What this means for your real workflow

If you're a working photographer in 2025, the implementation you want is:

  1. Live working drive. Edit from a local SSD. Fast iteration, fast scratch, fast everything. Treat as disposable.
  2. A studio archive layer. Either a NAS for instant local recall, or just a second local drive that holds last-month-and-prior. Treat as the warm tier.
  3. A cloud vault. Every project pushed to cloud object storage immediately after the wedding. Treat as the cold tier and the source of truth.
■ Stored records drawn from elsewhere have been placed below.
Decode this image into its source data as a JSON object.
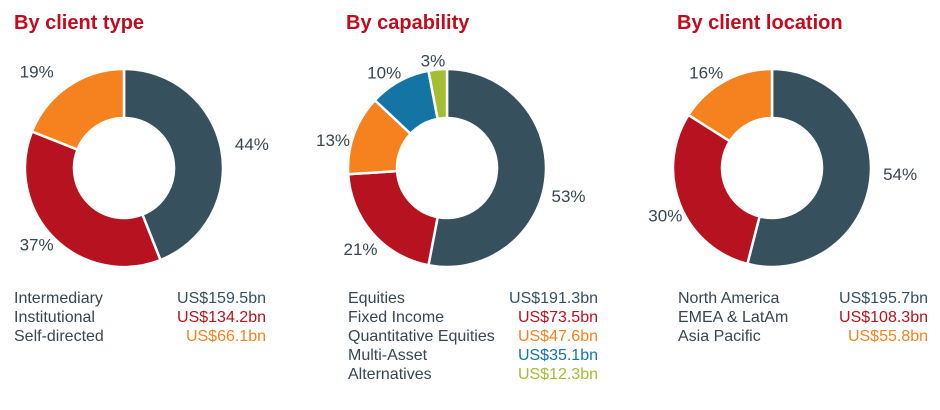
{
  "styles": {
    "background": "#ffffff",
    "title_color": "#c00c1e",
    "text_color": "#37464f",
    "separator_color": "#ffffff"
  },
  "chart_data": [
    {
      "type": "pie",
      "variant": "donut",
      "title": "By client type",
      "start": "top",
      "direction": "clockwise",
      "legend_position": "below",
      "slices": [
        {
          "label": "Intermediary",
          "pct": 44,
          "pct_label": "44%",
          "value": "US$159.5bn",
          "color": "#36505e"
        },
        {
          "label": "Institutional",
          "pct": 37,
          "pct_label": "37%",
          "value": "US$134.2bn",
          "color": "#b6121f"
        },
        {
          "label": "Self-directed",
          "pct": 19,
          "pct_label": "19%",
          "value": "US$66.1bn",
          "color": "#f5821f"
        }
      ]
    },
    {
      "type": "pie",
      "variant": "donut",
      "title": "By capability",
      "start": "top",
      "direction": "clockwise",
      "legend_position": "below",
      "slices": [
        {
          "label": "Equities",
          "pct": 53,
          "pct_label": "53%",
          "value": "US$191.3bn",
          "color": "#36505e"
        },
        {
          "label": "Fixed Income",
          "pct": 21,
          "pct_label": "21%",
          "value": "US$73.5bn",
          "color": "#b6121f"
        },
        {
          "label": "Quantitative Equities",
          "pct": 13,
          "pct_label": "13%",
          "value": "US$47.6bn",
          "color": "#f5821f"
        },
        {
          "label": "Multi-Asset",
          "pct": 10,
          "pct_label": "10%",
          "value": "US$35.1bn",
          "color": "#1474a4"
        },
        {
          "label": "Alternatives",
          "pct": 3,
          "pct_label": "3%",
          "value": "US$12.3bn",
          "color": "#a4bd31"
        }
      ]
    },
    {
      "type": "pie",
      "variant": "donut",
      "title": "By client location",
      "start": "top",
      "direction": "clockwise",
      "legend_position": "below",
      "slices": [
        {
          "label": "North America",
          "pct": 54,
          "pct_label": "54%",
          "value": "US$195.7bn",
          "color": "#36505e"
        },
        {
          "label": "EMEA & LatAm",
          "pct": 30,
          "pct_label": "30%",
          "value": "US$108.3bn",
          "color": "#b6121f"
        },
        {
          "label": "Asia Pacific",
          "pct": 16,
          "pct_label": "16%",
          "value": "US$55.8bn",
          "color": "#f5821f"
        }
      ]
    }
  ]
}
The 3-2-1 rule is satisfied. The recovery scenarios are clean. A drive fails: redownload from the vault. The studio burns down: redownload from the vault. You ditch your workflow and switch tools entirely: export from the vault. The vault is the source of truth, and everything else is a working copy of it.

What I'd argue against

Two implementations I see often and disagree with:

Three drives, all spinning rust, no cloud. This is the most common "I follow 3-2-1" version among photographers. Studio drive, home drive, parents-house drive. It's better than nothing. It's worse than one local drive + one cloud copy. The reason: the three drives all share the same failure-mode class (consumer hard drive in a residential environment). They're not actually three independent copies; they're three correlated copies. A storm that knocks out power to the city might fry all three over the next two years through compounding partial failures.

Cloud-only with no local copy. Some photographers, having converted to cloud storage, ditch local entirely. This is also wrong — for the opposite reason. Cloud-only means a vendor outage takes you offline. You want a local copy for the same reason airlines want printed checklists: when the system fails, you need a fallback that doesn't depend on the system.

The right answer is what 3-2-1 said in 1985 and 2005: three copies, on two genuinely independent media, with one geographically distant. The 2025 photograph workflow happens to make that easy and cheap. Take advantage of it.

The point I keep coming back to

The 3-2-1 rule is the most durable piece of advice in the entire backup industry because it isn't about any specific technology. It's about defense in depth against three specific failure modes that don't change as technology changes. The same logic that protected an IBM tape library in 1985 protects a wedding photographer's RAW archive in 2025.

The implementation has changed three times in forty years. The rule has not changed once.

If you're following the rule the way it was implemented in 2005, you're not getting the protection it was designed to give. Translate the implementation forward. Three copies. Two media. One off-site. In 2025, that means local SSD + studio archive + cloud vault. The rule is the same. The defense is real. The photographer who follows it sleeps better.